Sebagaimana dikutip oleh Syekh Abdul Fattah Abu Guddah
dalam Hasyiyah-nya atas Kitab Risâlatul Mustarsyidin karya
Al-Harits Al-Muhasibi dari Kitab Faydhul Qadîr:
قَالَ رَسُوْلُ اللهِ
صَلَّى اللهُ عَلَيْهِ وَسَلَّمَ: تَوَاضَعُوْا لِمَنْ تَعَلَّمُوْنَ مِنْهُ
“Rasulullah shallallahu ‘alaihi wasallam bersabda: “Rendah
hatilah kepada orang yang mengajarkan kalian.’”
Al-Munawi menambahkan penjelasan hadits di atas, “Sungguh
ilmu tidak didapatkan kecuali dengan rendah hati dan mendengarkan, sedangkan
kerendahhatian seorang murid kepada gurunya adalah sebuah adab pekerti yang
tinggi, sikap rendah hati terhadap guru adalah sebuah kemuliaan, dan ketundukan
kepadanya merupakan sebuah kebanggaan.” (Lihat: Imam Al-Haris Al-Muhasibi, Risâlatul
Mustarsyidin, [Darus Salam], halaman 141).
Salah
seorang ulama besar yang patut dicontoh adalah Imam Ahmad bin Hanbal. Konon ia
berguru kepada seseorang yang bernama Husyaim bin Basyir al-Wâsithi selama lima tahun.

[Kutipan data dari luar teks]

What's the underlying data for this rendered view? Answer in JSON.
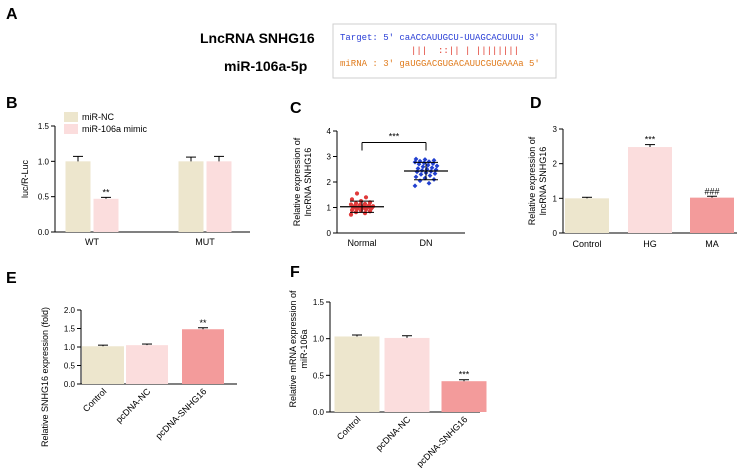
{
  "panel_labels": {
    "A": "A",
    "B": "B",
    "C": "C",
    "D": "D",
    "E": "E",
    "F": "F"
  },
  "seq": {
    "gene": "LncRNA SNHG16",
    "mirna_name": "miR-106a-5p",
    "target_line": "Target: 5' caACCAUUGCU-UUAGCACUUUu 3'",
    "match_line": "|||  ::|| | ||||||||",
    "mirna_line": "miRNA : 3' gaUGGACGUGACAUUCGUGAAAa 5'",
    "colors": {
      "target": "#2a3fd6",
      "match": "#e03a2c",
      "mirna": "#e07b1c"
    }
  },
  "chart_data": [
    {
      "panel": "B",
      "type": "bar",
      "categories": [
        "WT",
        "MUT"
      ],
      "series": [
        {
          "name": "miR-NC",
          "values": [
            1.0,
            1.0
          ],
          "errors": [
            0.07,
            0.06
          ],
          "color": "#ede6cd"
        },
        {
          "name": "miR-106a mimic",
          "values": [
            0.47,
            1.0
          ],
          "errors": [
            0.02,
            0.07
          ],
          "color": "#fbdddd"
        }
      ],
      "annotations": [
        "**"
      ],
      "ylabel": "luc/R-Luc",
      "ylim": [
        0,
        1.5
      ],
      "yticks": [
        "0.0",
        "0.5",
        "1.0",
        "1.5"
      ],
      "legend": "top-left"
    },
    {
      "panel": "C",
      "type": "scatter",
      "categories": [
        "Normal",
        "DN"
      ],
      "means": [
        1.03,
        2.43
      ],
      "sd": [
        0.22,
        0.34
      ],
      "ylabel_line1": "Relative expression of",
      "ylabel_line2": "lncRNA SNHG16",
      "ylim": [
        0,
        4
      ],
      "yticks": [
        "0",
        "1",
        "2",
        "3",
        "4"
      ],
      "annotation": "***",
      "colors": [
        "#e03a3a",
        "#2240d0"
      ],
      "points": [
        [
          0.72,
          0.78,
          0.82,
          0.85,
          0.88,
          0.9,
          0.92,
          0.94,
          0.95,
          0.96,
          0.97,
          0.98,
          0.99,
          1.0,
          1.01,
          1.02,
          1.03,
          1.04,
          1.05,
          1.06,
          1.07,
          1.08,
          1.1,
          1.12,
          1.14,
          1.16,
          1.2,
          1.25,
          1.32,
          1.4,
          1.55
        ],
        [
          1.85,
          1.95,
          2.05,
          2.1,
          2.15,
          2.2,
          2.25,
          2.3,
          2.33,
          2.36,
          2.4,
          2.42,
          2.45,
          2.48,
          2.5,
          2.53,
          2.56,
          2.6,
          2.63,
          2.66,
          2.7,
          2.72,
          2.75,
          2.78,
          2.8,
          2.82,
          2.85,
          2.88,
          2.9
        ]
      ]
    },
    {
      "panel": "D",
      "type": "bar",
      "categories": [
        "Control",
        "HG",
        "MA"
      ],
      "values": [
        1.0,
        2.48,
        1.02
      ],
      "errors": [
        0.03,
        0.07,
        0.04
      ],
      "colors": [
        "#ede6cd",
        "#fbdddd",
        "#f39b9b"
      ],
      "annotations": [
        "",
        "***",
        "###"
      ],
      "ylabel_line1": "Relative expression of",
      "ylabel_line2": "lncRNA SNHG16",
      "ylim": [
        0,
        3
      ],
      "yticks": [
        "0",
        "1",
        "2",
        "3"
      ]
    },
    {
      "panel": "E",
      "type": "bar",
      "categories": [
        "Control",
        "pcDNA-NC",
        "pcDNA-SNHG16"
      ],
      "values": [
        1.02,
        1.05,
        1.48
      ],
      "errors": [
        0.03,
        0.03,
        0.04
      ],
      "colors": [
        "#ede6cd",
        "#fbdddd",
        "#f39b9b"
      ],
      "annotations": [
        "",
        "",
        "**"
      ],
      "ylabel": "Relative SNHG16 expression (fold)",
      "ylim": [
        0,
        2.0
      ],
      "yticks": [
        "0.0",
        "0.5",
        "1.0",
        "1.5",
        "2.0"
      ]
    },
    {
      "panel": "F",
      "type": "bar",
      "categories": [
        "Control",
        "pcDNA-NC",
        "pcDNA-SNHG16"
      ],
      "values": [
        1.03,
        1.01,
        0.42
      ],
      "errors": [
        0.02,
        0.03,
        0.02
      ],
      "colors": [
        "#ede6cd",
        "#fbdddd",
        "#f39b9b"
      ],
      "annotations": [
        "",
        "",
        "***"
      ],
      "ylabel_line1": "Relative mRNA expression of",
      "ylabel_line2": "miR-106a",
      "ylim": [
        0,
        1.5
      ],
      "yticks": [
        "0.0",
        "0.5",
        "1.0",
        "1.5"
      ]
    }
  ]
}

Ia
berkata, “Aku tidak pernah sama sekali meminta sesuatu kepadanya, sebab
penghormatan kepadanya, kecuali dua kali.”
Diceritakan
pula, bahwa Imam as-Syafi’i,
setiap kali memegang lembaran kertas kitab, ia memegangnya dengan lembut dan
hati-hati agar tidak menimbulkan suara, khawatir Imam Malik mendengarnya.
Begitupula
dengan muridnya Imam as-Syafi’i,
Ar-Rabî’ bin Sulaiman, ia mengatakan, “Demi Allah aku tak berani minum, sedang
Imam as-Syafi’i sedang melihatku.”
Telah diriwayatkan dalam Kitab Manaqib al-Imam Abu
Hanifah yang disusun oleh Al-Khuwârizmi, Imam Abu Hanifah berkata, “Aku tak
penah menyelonjorkan kakiku menghadap rumah guruku, Hammad, karena
menghormatinya. Sedang
jarak antara rumahku dan rumahnya hanya sekitar tujuh langkah kaki.”
Kemudian
ia melanjutkan, “Dan aku tidak shalat sejak wafatnya guruku itu melainkan aku
meminta ampunan untuknya, dan untuk orang tuaku. Sungguh aku tentulah meminta
ampunan untuk orang-orang yang telah mengajariku ilmu.” Begitupula Abu Yusuf,
murid Abu Hanifah, ia mengatakan, “Sungguh aku mendoakan Abu Hanifah sebelum
mendoakan orang tuaku.”
Tak
kalah pula, Imam Ahmad bin Hanbal pernah berkata, “Tidaklah aku tidur sejak
tiga puluh tahun, melainkan aku pasti mendoakan Imam as-Syafi’i dan meminta ampunan untuknya.”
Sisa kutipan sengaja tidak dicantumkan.